SME manufacturing output grew at the fastest pace since October 1988 in the three months to July, according to the CBI’s quarterly SME Trends Survey. Despite the optimism, supply-side constraints on output are growing. The share of firms citing concerns about the availability of skilled labour as a factor likely to limit output was at a joint-record high.
SME manufacturers also continue to report severe cost and price pressures. Average costs rose at their quickest pace on record in the three months to July. Additionally, firms reported record domestic price growth, and the fastest increase in export prices in four years. Both costs and export price growth are expected to slow in the next quarter, while domestic price growth is anticipated to pick up further.
The survey of 234 SME manufacturing firms also saw the volume of total new orders increase at the quickest rate on record, reflecting a record rise in domestic orders and the quickest export orders growth since January 2019. Furthermore, employment numbers also grew at the strongest pace on record in the three months to July.
Alpesh Paleja, CBI lead economist, said: “The economic recovery has given a significant boost to SME manufacturers, with firms reporting record growth in activity. Buoyant demand has led firms to kick-start their investment plans and increase headcounts. The outlook further ahead is also positive, as businesses expect activity to continue to grow strongly.
“However, mounting staff shortages, rising cost pressures, and shortages of raw materials due to supply chain disruptions are posing a real challenge to the outlook.
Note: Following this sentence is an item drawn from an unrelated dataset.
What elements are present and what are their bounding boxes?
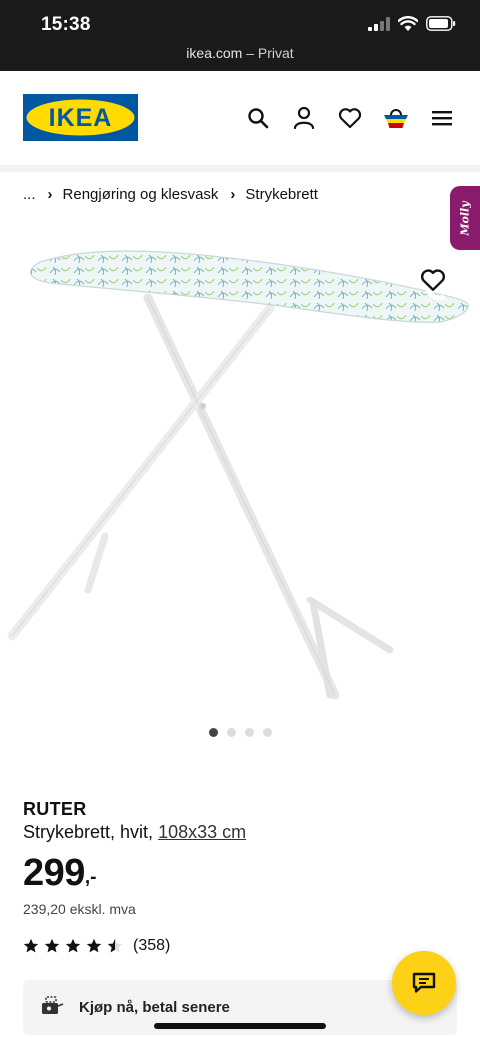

“It is vital that government now takes all measures to protect this revival in activity. Test and release could support the continued opening of this sector, and will help ward off further disruption, and vitally, keep our economy open.”
Over the next three months, output volumes are expected to grow at a similarly strong rate. Total new orders are anticipated to increase at a slightly slower pace. Headcounts are also expected to increase at a similar pace.